Sayın Merkel ile bir telefon görüşmemiz oldu. Hem bu ziyareti hem de sayın Merkel bir kez daha Soma nedeniyle taziyelerini iletti. Hatta teknoloji noktasında da müşterek işler yapabileceğimizi ifade etti. Almanya’da görüşmelerimizi yaptık, Köln Arena’da sağduyulu kardeşlerimizin arasında hasret giderdik.

Tabi şurası ilginç, Alman medyası ırkçı nefret dolu başlıklarla bize saldırırken, AP seçimleri de Avrupa’da güçlenen tehdidin sinyalini verdi. Biz yıllardır ırkçı saldırılara dikkat çekmeye çalışıyoruz. Türklere yönelik Neonazi cinayetlerine vurgu yapıyor, bu tehlikeye Avrupa’nın önlem almasını ifade ediyoruz. Burada tabi bir şeyi özellikle söylemek isterim. Sözde bir Türk, bir siyasi partinin eş başkanı. Toplantının öncesinde ve sonrasında kullandığı ifadeler çok çirkin. Sen nasıl demokratsın? Seni Türkiye Cumhuriyeti’nin Başbakanının oraya gelmesi bu kadar rahatsız mı ediyor?

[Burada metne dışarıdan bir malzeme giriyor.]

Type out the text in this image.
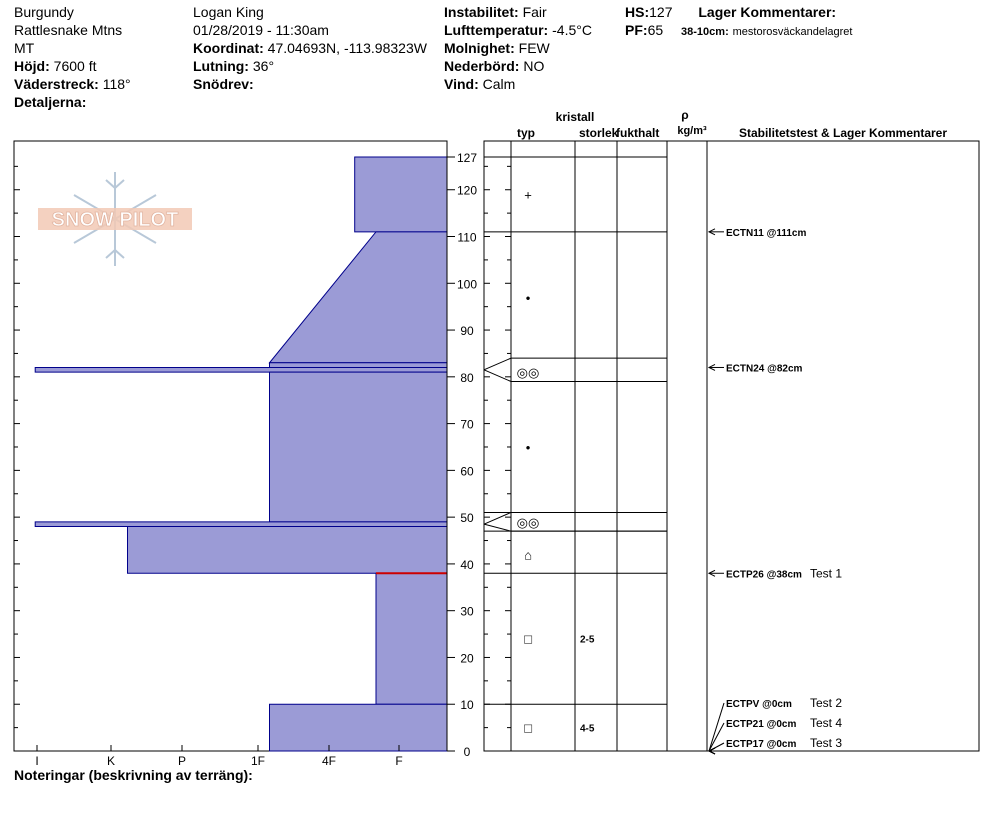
Burgundy
Rattlesnake Mtns
MT
Höjd: 7600 ft
Väderstreck: 118°
Detaljerna:
Logan King
01/28/2019 - 11:30am
Koordinat: 47.04693N, -113.98323W
Lutning: 36°
Snödrev:
Instabilitet: Fair
Lufttemperatur: -4.5°C
Molnighet: FEW
Nederbörd: NO
Vind: Calm
HS:127 Lager Kommentarer:
PF:65 38-10cm: mestorosväckandelagret
SNOW PILOT
0
10
20
30
40
50
60
70
80
90
100
110
120
127
I	K	P	1F	4F	F
kristall
typ	storlek
fukthalt
ρ
kg/m³	Stabilitetstest & Lager Kommentarer
+
•
◎◎
•
◎◎
⌂
□	2-5
□	4-5
ECTN11 @111cm
ECTN24 @82cm
ECTP26 @38cm Test 1
ECTPV @0cm Test 2
ECTP21 @0cm Test 4
ECTP17 @0cm Test 3
Noteringar (beskrivning av terräng):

Vatandaşlarımızın bir kısmının olumsuz yaklaşımını nasıl yatıştırdığı ortada. Kusura bakma, senin Sayın Merkel’e ne kadar saygı duyacağını biliriz. Ama biz saygıyı en güzel şekilde ifade etmesini de biliriz. Ama önce sen kökenin itibariyle, mensubu olduğun ülkenin başbakanına bu şekilde konuşma hakkına sahip değilsin. Nerede milletvekili olursan ol önce haddini bileceksin. Zaten eş başkanlığını yaptığın bir başka bayan vardı şimdi değil zannediyorum. O da zaman zaman birçok şeyler yapar konuşurdu, ama biz Türkiye’nin kapılarını ona kapatmadık. Ama sen ileri gittin. Bunlara senin gücün yetmez önce haddini bileceksin.